A world-leading stroke trial investigating early “keyhole” brain surgery to treat acute intracerebral haemorrhage (ICH), or bleeding into the brain, is about to move to the next phase.
ICH makes up about 15 per cent of all strokes and is devastating; causing around one in 20 deaths worldwide and severe disability in most survivors.
Associate Professor Tim Kleinig and the Royal Adelaide Hospital stroke team are leading the EVACUATE trial, which tests early minimally invasive brain surgery in patients who present with these large haemorrhages.
The research, in collaboration with RAH neurosurgeon Amal Abou-Hamden, as well as collaborators in Melbourne and New York, suggests that the same treatment principles of the more common acute ischaemic stroke can be applied in ICH.
“Surgical treatments of ICH are unproven, but we think that if surgery is performed early enough, we can stop the expansion of bleed and the toxic effects of blood in the brain can be reversed by direct removal,” A/Prof Kleinig said.
“There’s no doubt that if this trial is positive, and we sincerely hope it is, it will change practice worldwide.”

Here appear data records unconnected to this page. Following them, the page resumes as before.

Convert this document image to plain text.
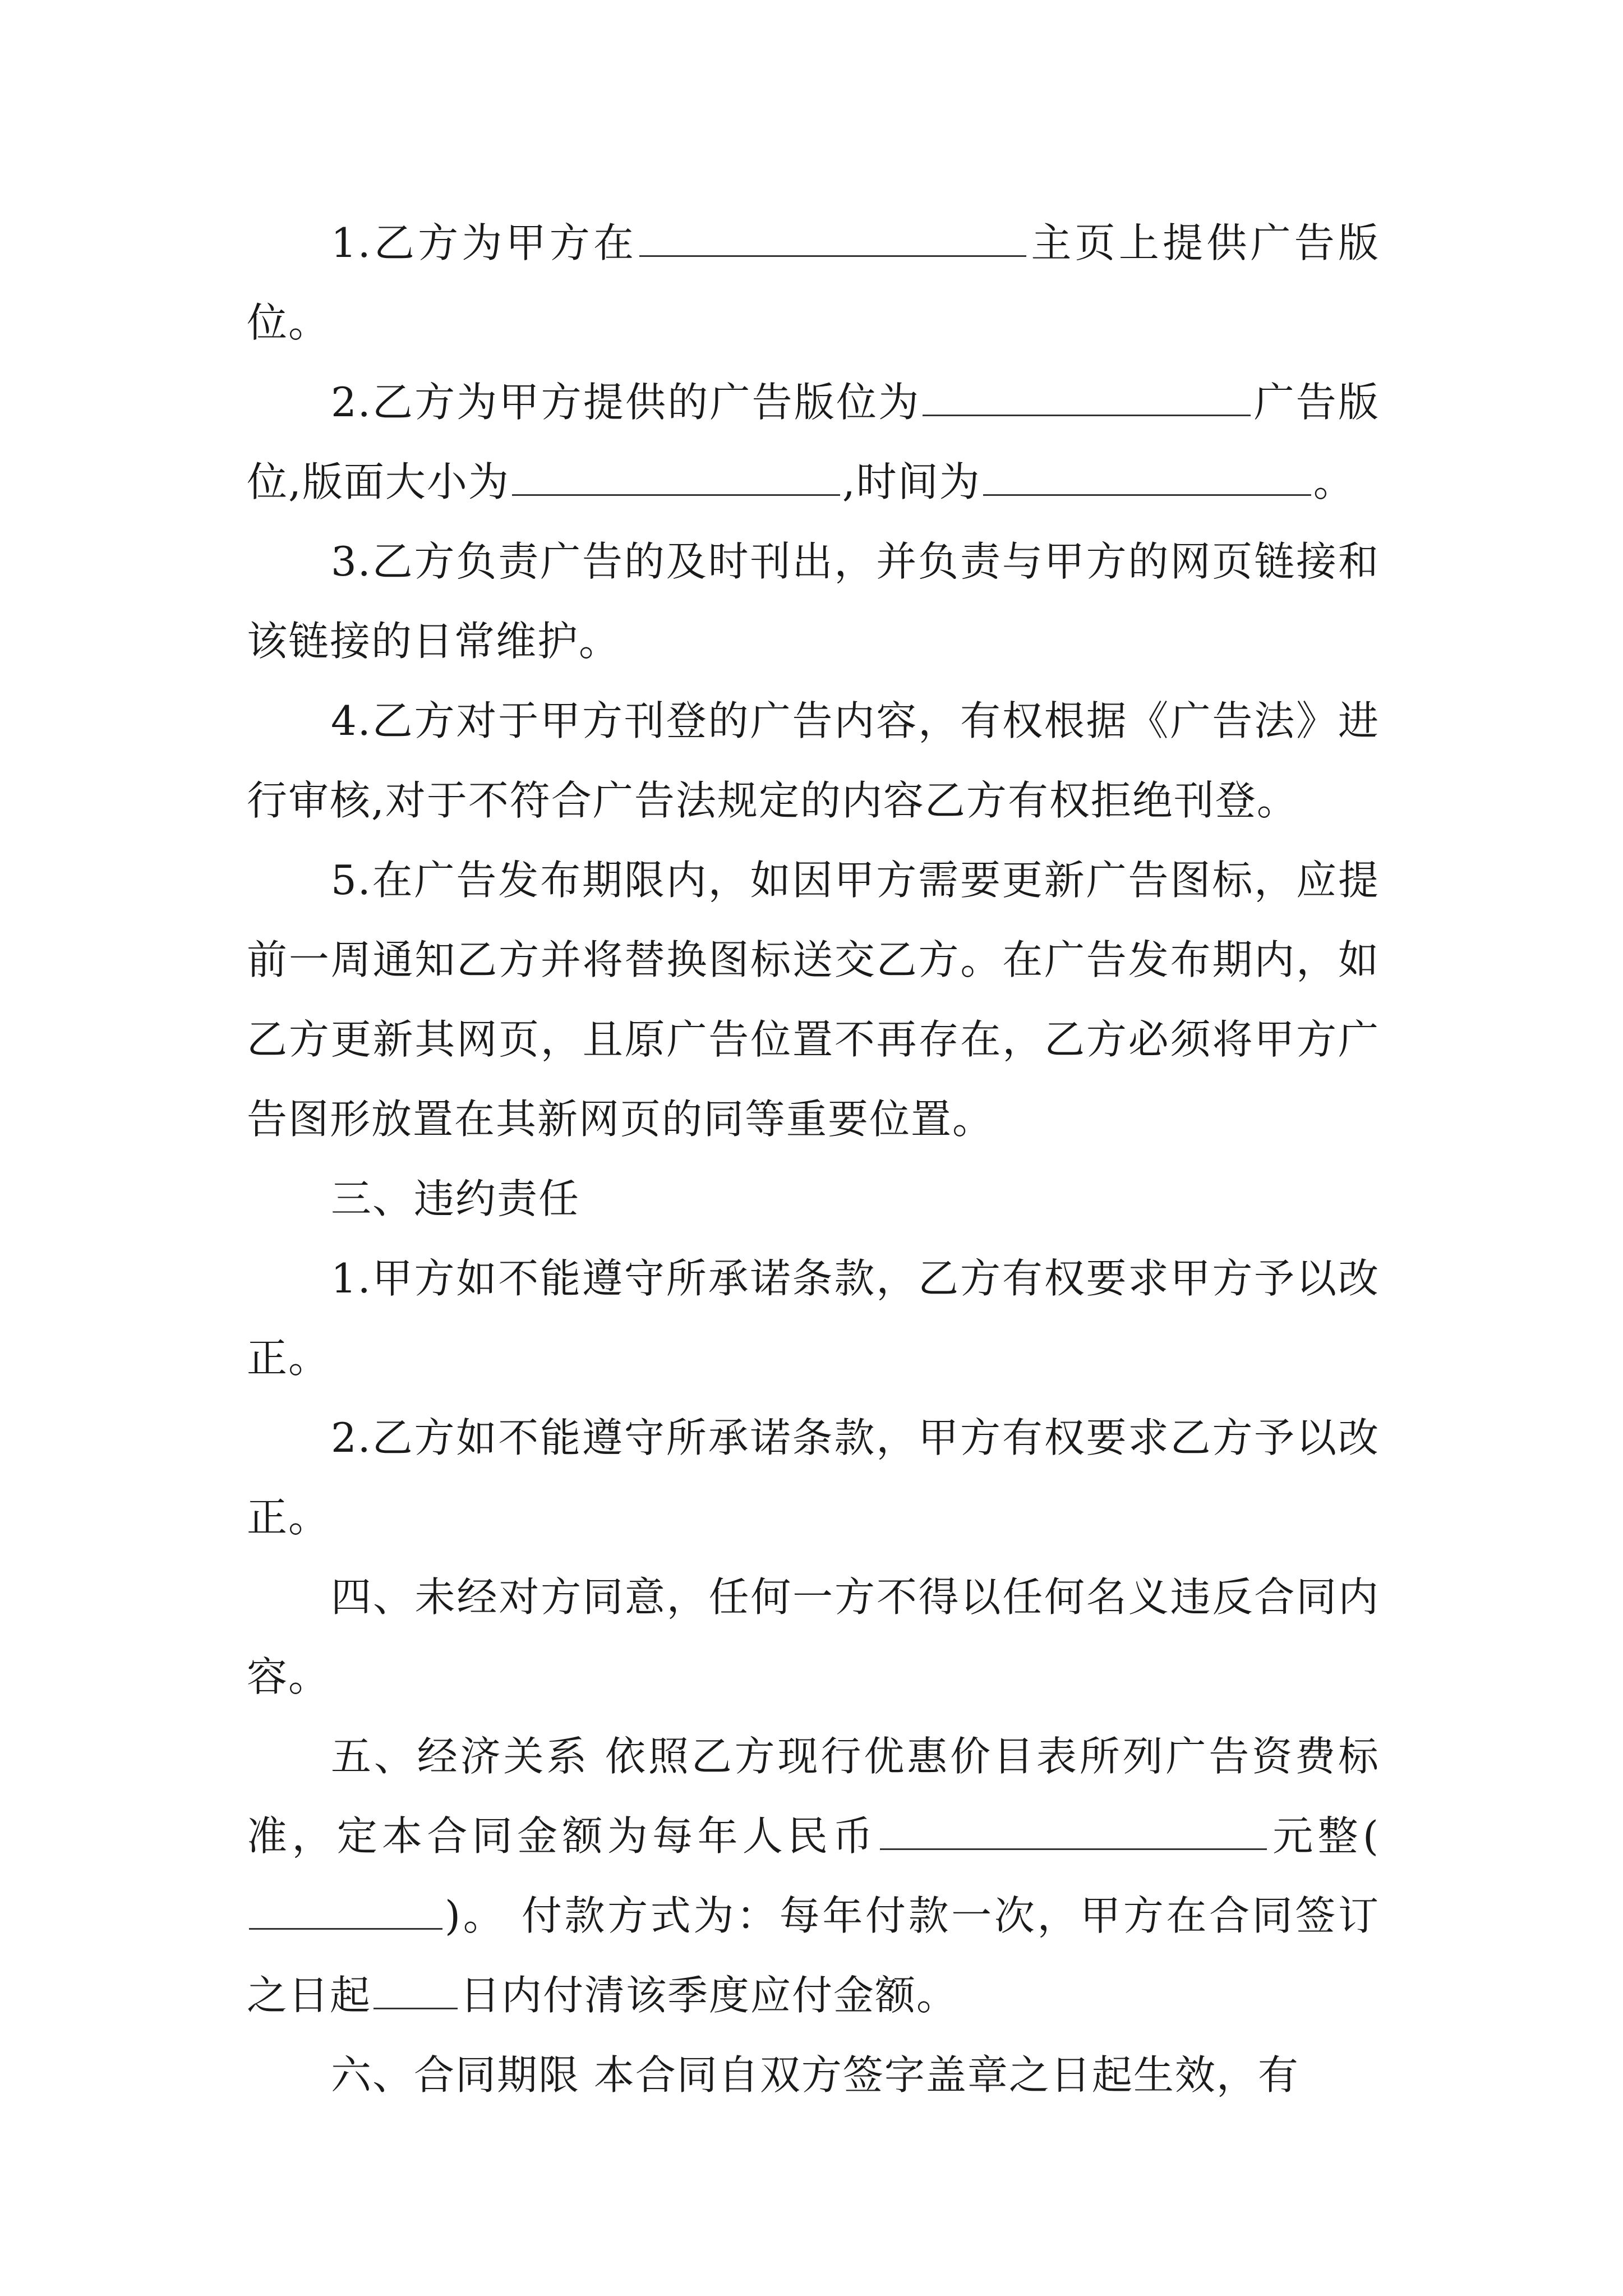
1.乙方为甲方在	主页上提供广告版位。

2.乙方为甲方提供的广告版位为	广告版位,版面大小为	,时间为	。

3.乙方负责广告的及时刊出，并负责与甲方的网页链接和该链接的日常维护。

4.乙方对于甲方刊登的广告内容，有权根据《广告法》进行审核,对于不符合广告法规定的内容乙方有权拒绝刊登。

5.在广告发布期限内，如因甲方需要更新广告图标，应提前一周通知乙方并将替换图标送交乙方。在广告发布期内，如乙方更新其网页，且原广告位置不再存在，乙方必须将甲方广告图形放置在其新网页的同等重要位置。

三、违约责任

1.甲方如不能遵守所承诺条款，乙方有权要求甲方予以改正。

2.乙方如不能遵守所承诺条款，甲方有权要求乙方予以改正。

四、未经对方同意，任何一方不得以任何名义违反合同内容。

五、经济关系 依照乙方现行优惠价目表所列广告资费标准，定本合同金额为每年人民币	元整()。 付款方式为：每年付款一次，甲方在合同签订之日起 日内付清该季度应付金额。

六、合同期限 本合同自双方签字盖章之日起生效，有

Phase two – a randomised control trial of usual treatment or minimally invasive surgery – will begin soon at the RAH and the Royal Melbourne Hospital, then progress to all major stroke centres around the country.
The RAH is also participating in a second study called STOP-MSU, led by the Royal Melbourne Hospital. This study is examining the effects of administering tranexamic acid within less than two hours, which has proved to limit a major haemorrhage from evolving in other settings.